Olympiad problems

1983 Bundeswettbewerb Mathematik, 2

The radii of the circumcircle and the incircle of a right triangle are given. Cconstruct that triangle with compass and ruler, describe the construction and justify why it is correct.

1991 Denmark MO - Mohr Contest, 3

Tags: perimeter , right triangle , geometry

A right-angled triangle has perimeter $60$ and the altitude of the hypotenuse has a length $12$. Determine the lengths of the sides.

1973 Czech and Slovak Olympiad III A, 1

Tags: geometry , trigonometry , right triangle

Consider a triangle such that \[\sin^2\alpha+\sin^2\beta+\sin^2\gamma=2.\] Show that the triangle is right.

2013 India PRMO, 19

Tags: ratio , right triangle , area

In a triangle $ABC$ with $\angle BC A = 90^o$, the perpendicular bisector of $AB$ intersects segments $AB$ and $AC$ at $X$ and $Y$, respectively. If the ratio of the area of quadrilateral $BXYC$ to the area of triangle $ABC$ is $13 : 18$ and $BC = 12$ then what is the length of $AC$?

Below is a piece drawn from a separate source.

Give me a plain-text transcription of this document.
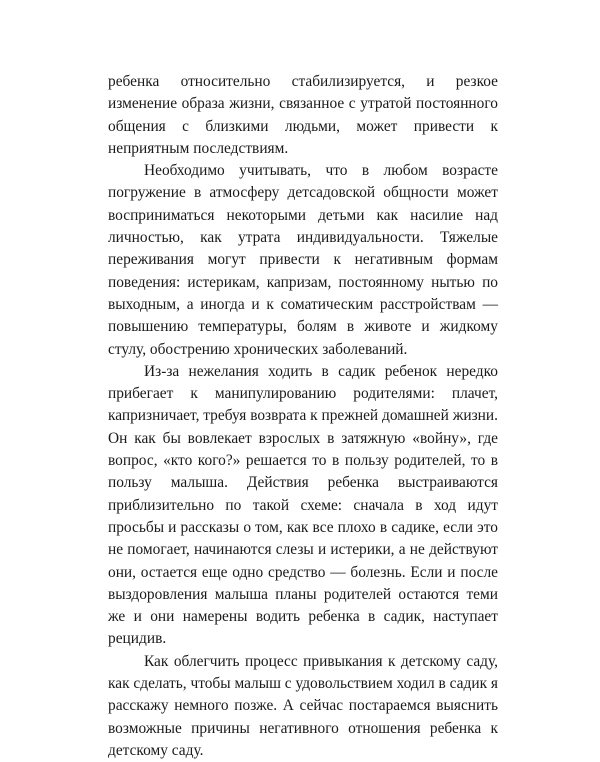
ребенка относительно стабилизируется, и резкое изменение образа жизни, связанное с утратой постоянного общения с близкими людьми, может привести к неприятным последствиям.

Необходимо учитывать, что в любом возрасте погружение в атмосферу детсадовской общности может восприниматься некоторыми детьми как насилие над личностью, как утрата индивидуальности. Тяжелые переживания могут привести к негативным формам поведения: истерикам, капризам, постоянному нытью по выходным, а иногда и к соматическим расстройствам — повышению температуры, болям в животе и жидкому стулу, обострению хронических заболеваний.

Из-за нежелания ходить в садик ребенок нередко прибегает к манипулированию родителями: плачет, капризничает, требуя возврата к прежней домашней жизни. Он как бы вовлекает взрослых в затяжную «войну», где вопрос, «кто кого?» решается то в пользу родителей, то в пользу малыша. Действия ребенка выстраиваются приблизительно по такой схеме: сначала в ход идут просьбы и рассказы о том, как все плохо в садике, если это не помогает, начинаются слезы и истерики, а не действуют они, остается еще одно средство — болезнь. Если и после выздоровления малыша планы родителей остаются теми же и они намерены водить ребенка в садик, наступает рецидив.

Как облегчить процесс привыкания к детскому саду, как сделать, чтобы малыш с удовольствием ходил в садик я расскажу немного позже. А сейчас постараемся выяснить возможные причины негативного отношения ребенка к детскому саду.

2006 Sharygin Geometry Olympiad, 10.5

Tags: geometry , tetrahedron , 3d geometry , right triangle

Can a tetrahedron scan turn out to be a triangle with sides $3, 4$ and $5$ (a tetrahedron can be cut only along the edges)?

2013 Estonia Team Selection Test, 4

Tags: geometry , cyclic quadrilateral , right triangle , concyclic , square

Let $D$ be the point different from $B$ on the hypotenuse $AB$ of a right triangle $ABC$ such that $|CB| = |CD|$. Let $O$ be the circumcenter of triangle $ACD$. Rays $OD$ and $CB$ intersect at point $P$, and the line through point $O$ perpendicular to side AB and ray $CD$ intersect at point $Q$. Points $A, C, P, Q$ are concyclic. Does this imply that $ACPQ$ is a square?

1988 IMO Longlists, 23

Tags: right triangle , geometry , area of a triangle , incenter , ratio

In a right-angled triangle $ ABC$ let $ AD$ be the altitude drawn to the hypotenuse and let the straight line joining the incentres of the triangles $ ABD, ACD$ intersect the sides $ AB, AC$ at the points $ K,L$ respectively. If $ E$ and $ E_1$ dnote the areas of triangles $ ABC$ and $ AKL$ respectively, show that \[ \frac {E}{E_1} \geq 2. \]

2024 Kosovo EGMO Team Selection Test, P3

Tags: geometry , right triangle

Let $\triangle ABC$ be a right triangle at the vertex $A$ such that the side $AB$ is shorter than the side $AC$. Let $D$ be the foot of the altitude from $A$ to $BC$ and $M$ the midpoint of $BC$. Let $E$ be a point on the ray $AB$, outside of the segment $AB$. Line $ED$ intersects the segment $AM$ at the point $F$. Point $H$ is on the side $AC$ such that $\angle EFH=90^{\circ}$. Suppose that $ED=FH$. Find the measure of the angle $\angle AED$.